Я вдруг почувствовал, что голоден до обморока. Одри взяла на себя заботу о моем багаже, я только с легким головокружением следил за тем, что она делала. Она провела меня в ресторан, заказала виски и обед. Она сидела молча, пока я ел суп; я заметил, что шляпка у нее надета по-новому. Она говорила что-то о пьесе, которую вчера видела. Я пытался рассказать ей про Мюнхен. Голос мой звучал напряженно, я словно задыхался. С трудом я съел половину бифштекса и, отодвинув тарелку, заметил, что она в упор смотрит на меня и глаза у нее блестят.
— Мне нужно тебе кое-что сказать, Артур, — сказала она, — и мне это очень тяжело.
— Ну, говори.
— Я выхожу замуж.
Я не ощутил ничего, кроме удивления.
— За кого?
— За Чарльза, — сказала она, — за Чарльза Шериффа.
— Почему?
— О, Артур, — ответила она, — потому что я влюбилась в него.
Эти слова меня сразили. Я смотрел на нее через стол, она сидела с серьезным — тогда мне не хотелось вникать в ее состояние, но теперь я должен признать это — с серьезным и довольным видом. Мой голос словно доносился откуда-то издалека.
— Ты не можешь… после тех лет, что мы вместе… после всех лет нашей любви… почему, объясни мне, бога ради, ты не написала мне об этом?
— Ты думаешь, это так просто? — сказала она. — Ты думаешь, мне легко говорить тебе это сейчас? — добавила она.
— Когда это случилось? — отрывисто спросил я, как будто это имело какое-нибудь значение.
— Разве это важно? — Она пожала плечами. — О, я виделась с ним раз или два в месяц уже в течение довольно длительного времени. А когда ты уехал, я была одинока и… он завладел мною.
— Значит, это случилось, пока меня здесь не было?
— Не совсем. Хотя в это время мы чаще виделись.
— Он ухаживал за тобой?
— Практически нет, — улыбнулась она, — но он сделал мне предложение две недели назад.
— И ты приняла его?
— Да.
— А если бы я предложил тебе выйти за меня замуж до моего отъезда? — спросил я, желая поставить все точки над «и». — Как бы ты поступила?
Одри задумалась на мгновение.
— Думаю, что вышла бы за тебя. Для того чтобы не влюбиться в Чарльза. Но боюсь, что в конце концов я все равно ушла бы к нему.
Во мне поднялось возмущение.
— Он был моим другом в течение многих лет. А теперь он у меня за спиной уводит тебя. Черт возьми, мне хотелось бы проучить его.
Одри улыбнулась, чуточку грустно, немного насмешливо.
— Смешно, что даже ты считаешь нужным делать из этого мелодраму. Он ничего не мог тут изменить. Никто из нас не мог бы ничего изменить. — В ее голосе слышались нотки былого отчаяния, но сейчас он звучал мягче. — А если ты хочешь проучить его, то я предупреждаю тебя, что он гораздо сильнее.

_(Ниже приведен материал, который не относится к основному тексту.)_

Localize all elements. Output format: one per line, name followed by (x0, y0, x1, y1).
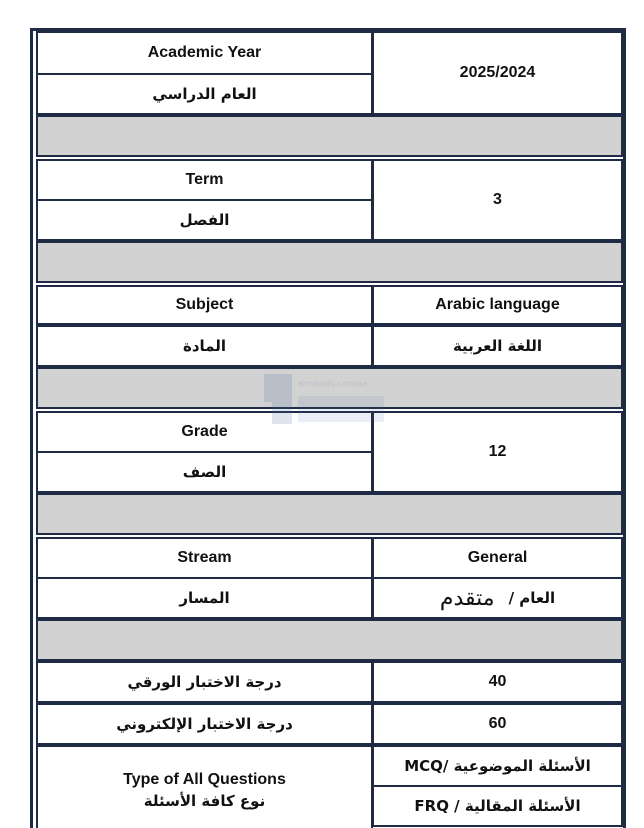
stream-label-en: Stream (36, 537, 373, 579)
separator-band (36, 115, 623, 157)
stream-value-ar-text: العام / (508, 589, 556, 607)
watermark-logo (262, 372, 392, 432)
watermark-text: almanahj.com/ae (298, 379, 368, 388)
grade-label-en: Grade (36, 411, 373, 453)
watermark-icon (262, 372, 392, 432)
essay-questions: الأسئلة المقالية / FRQ (372, 785, 623, 827)
electronic-exam-value: 60 (372, 703, 623, 745)
objective-questions: الأسئلة الموضوعية /MCQ (372, 745, 623, 787)
subject-label-ar: المادة (36, 325, 373, 367)
question-type-label-ar: نوع كافة الأسئلة (143, 791, 266, 810)
stream-value-ar (372, 577, 623, 619)
separator-band (36, 241, 623, 283)
subject-value-en: Arabic language (372, 285, 623, 325)
term-label-en: Term (36, 159, 373, 201)
separator-band (36, 493, 623, 535)
grade-value: 12 (372, 411, 623, 493)
paper-exam-value: 40 (372, 661, 623, 703)
academic-year-label-en: Academic Year (36, 31, 373, 75)
separator-band (36, 619, 623, 661)
stream-label-ar: المسار (36, 577, 373, 619)
term-value: 3 (372, 159, 623, 241)
electronic-exam-label: درجة الاختبار الإلكتروني (36, 703, 373, 745)
paper-exam-label: درجة الاختبار الورقي (36, 661, 373, 703)
handwritten-stream: متقدم (439, 585, 495, 611)
stream-value-en: General (372, 537, 623, 579)
term-label-ar: الفصل (36, 199, 373, 241)
grade-label-ar: الصف (36, 451, 373, 493)
subject-value-ar: اللغة العربية (372, 325, 623, 367)
academic-year-value: 2025/2024 (372, 31, 623, 115)
subject-label-en: Subject (36, 285, 373, 325)
question-type-label-en: Type of All Questions (123, 770, 286, 788)
question-type-label (36, 745, 373, 828)
academic-year-label-ar: العام الدراسي (36, 73, 373, 115)
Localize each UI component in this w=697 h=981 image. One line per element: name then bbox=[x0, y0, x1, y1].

Помимо своей воли я улыбнулся; похоже было, что она потеряла самообладание.
— О, перестань! — воскликнула она. — Я не виновата. Я никогда не думала, что все так плохо получится.
Мы сидели и смотрели друг на друга. Уязвленная гордость и обида уже не шли в счет, мы оба были в смятении, и я, страдая от ощущения потери, почувствовал, что во мне пробуждается жалость к ней.
— Как вы сможете жить? — спросил я. — У него совсем нет денег…
— Его родители могут дать ему немного. И он как раз получил сейчас работу в Саутгемптоне. У него будет двести пятьдесят фунтов.